February 8, 2001
THE MODERATOR: First question, please.
Q. Do you need a certain amount of experience to play a second match in that you have to sit through the first, maybe not watching, maybe watching a little, knowing what's happening? Is that a very difficult situation for somebody with relatively little Davis Cup experience?
CAPTAIN JAKOB HLASEK: This question is to me?
CAPTAIN JAKOB HLASEK: Or to Michel?
Q. Either. But I was thinking of you.
CAPTAIN JAKOB HLASEK: I think the rules are as they are. Somebody has to start; somebody has to play second match, no? I think we shouldn't give too much, you know -- these great guys, they all want to win, they all want to play well. They're here. They're used to, you know, to be under pressure. They love it in a way. Okay, it's the second match, so that's how it is. You know, it's not -- they're here for that. They live for that in a way, and I think it's -- experience, when you're young, okay, maybe you have a little bit less experience. But then you're young as well so you have a little bit other strengths that you can come up with. You have to go through that if you're gonna be a good player. So it's a normal challenge if you are in a good Davis Cup team and you want to beat the USA, you have to go through that.
Q. In the Davis Cup final, Rafter said he lost his second signals on the first day, he had cramps because he watched too much of the first match. Do you think there's a technique that's needed to sit through the first match?
CAPTAIN JAKOB HLASEK: I don't think there's a book that you can learn from that. I think it's definitely that the second player doesn't know when the match will start. It's an uncertainty that both teams, both players have to come up with. But, you know, they used to wait. Probably they not gonna -- they rooting for the Swiss guy who's playing the first match. But everybody has his own way of coping with that, and Michel will have his own way of coping with that.
ROGER FEDERER: When I was playing second match, I used to stay at the hotel till like two sets and watch it on TV. Of course I would love to see it live but, I mean, you have to focus on your own game because that's what's more important in the end - your performance. So I don't know if Patrick Rafter was watching the whole match from Hewitt.
Q. He said he was.
ROGER FEDERER: Oh, is maybe a mistake. (Laughter.) Would also get tired, is normal. Sitting there for hours, having the atmosphere going, it's a little stress. I prefer to stay at the hotel and wait.

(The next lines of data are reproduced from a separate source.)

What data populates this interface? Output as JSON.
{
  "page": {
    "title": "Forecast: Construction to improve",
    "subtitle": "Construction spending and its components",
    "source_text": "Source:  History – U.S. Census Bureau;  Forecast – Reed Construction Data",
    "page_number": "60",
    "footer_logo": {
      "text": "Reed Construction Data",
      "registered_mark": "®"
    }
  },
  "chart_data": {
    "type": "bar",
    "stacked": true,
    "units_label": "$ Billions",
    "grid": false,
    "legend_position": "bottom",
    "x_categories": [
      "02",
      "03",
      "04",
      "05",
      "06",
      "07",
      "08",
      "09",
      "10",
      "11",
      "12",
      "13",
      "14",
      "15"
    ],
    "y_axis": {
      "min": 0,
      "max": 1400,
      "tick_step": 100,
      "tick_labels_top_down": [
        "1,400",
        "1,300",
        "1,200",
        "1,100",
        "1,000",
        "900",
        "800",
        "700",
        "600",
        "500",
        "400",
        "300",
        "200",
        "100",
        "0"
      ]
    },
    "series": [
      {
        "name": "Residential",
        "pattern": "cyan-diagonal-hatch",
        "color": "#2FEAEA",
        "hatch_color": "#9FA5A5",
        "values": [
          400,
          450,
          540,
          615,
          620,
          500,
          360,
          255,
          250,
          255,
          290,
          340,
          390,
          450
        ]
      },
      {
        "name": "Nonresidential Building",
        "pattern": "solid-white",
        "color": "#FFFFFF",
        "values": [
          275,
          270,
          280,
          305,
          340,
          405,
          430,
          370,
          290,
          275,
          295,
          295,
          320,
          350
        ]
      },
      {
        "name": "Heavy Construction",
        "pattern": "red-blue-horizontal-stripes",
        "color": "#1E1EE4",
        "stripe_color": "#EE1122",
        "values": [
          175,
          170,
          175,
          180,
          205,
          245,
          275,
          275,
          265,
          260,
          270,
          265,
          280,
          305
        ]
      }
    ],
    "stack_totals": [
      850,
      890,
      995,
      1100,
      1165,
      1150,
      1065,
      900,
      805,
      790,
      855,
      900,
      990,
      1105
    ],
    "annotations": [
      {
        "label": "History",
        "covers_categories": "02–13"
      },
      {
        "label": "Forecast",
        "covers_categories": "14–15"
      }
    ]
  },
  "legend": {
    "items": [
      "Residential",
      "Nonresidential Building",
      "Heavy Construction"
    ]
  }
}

Q. Can you tell us a little bit about how you see this match, a little bit also of the reasons which made you choose Michel as the second singles player instead of George?
CAPTAIN JAKOB HLASEK: Well, the question was in German and I will repeat it in English. I choose, since Davis Cup draw has the possibility to change day by day, my difficult decision, because I think that both have to -- or had reasons to play. And I decided for Michel Kratochvil because I felt that his game is better suited to beat against Jan-Michael Gambill and to win this point. That was my reasoning. I think it's a medium-fast surface here, and I think his game suits very well Jan-Michael Gambill. I'm not going to go too much in details, tactical details, but that's what came up to my analyze and my decision.
Q. And overall, what chances would you give Switzerland to win this tie?
CAPTAIN JAKOB HLASEK: Well, as I said, I think on paper maybe the Americans are strong but I think we are a very young team which is improving every day. With the home crowd, I think it's a very close and even match. I think the details, little details, will make the difference. Hopefully we make this details better than them.
Q. Roger, do you find added pressure being at home, really at home, and then also coming off your win?
ROGER FEDERER: Well, it's something very special for me to play Davis Cup in my hometown. It's like I already feel a lot of pressure just playing the Davidoff Swiss Indoors, then I feel a lot of pressure playing Davis Cup. So this is like a mixture. It's going to be definitely a lot of pressure, but I still think I'm going to play well. There's no reason why not. I'm very confident after the win last week and I'm really looking forward for tomorrow's match.
Q. How much do you think that this win last week, Roger, is doing for your confidence and can affect or influence the way you play?
ROGER FEDERER: Well, what is nice about this win is that it comes early in the year. It gives me a lot of boost, you know, energy to go further this year. I don't know, it's very important tournaments coming up for me. It's Davis Cup. Rotterdam I really like also. Then all the Masters Series coming up in a row. I really hope to play well also at the Masters Series this year. I think it can only help my game. I think I got some experience again out of Milano and hope to use it maybe this week. I don't know, it's just gonna help in the future.
Q. Do you feel it like some sort of deliverance, like the first tournament? Was that one of your goals for the year?
ROGER FEDERER: Of course. I didn't want to put too much pressure on me saying this year I have to win a tournament. I knew I had a chance, so I'm very relieved after this happened. Now I can move on. I think it's better mentally now if I go into tournaments, the press will stop asking me the question, "When are you going to win your first tournament." So it feels good.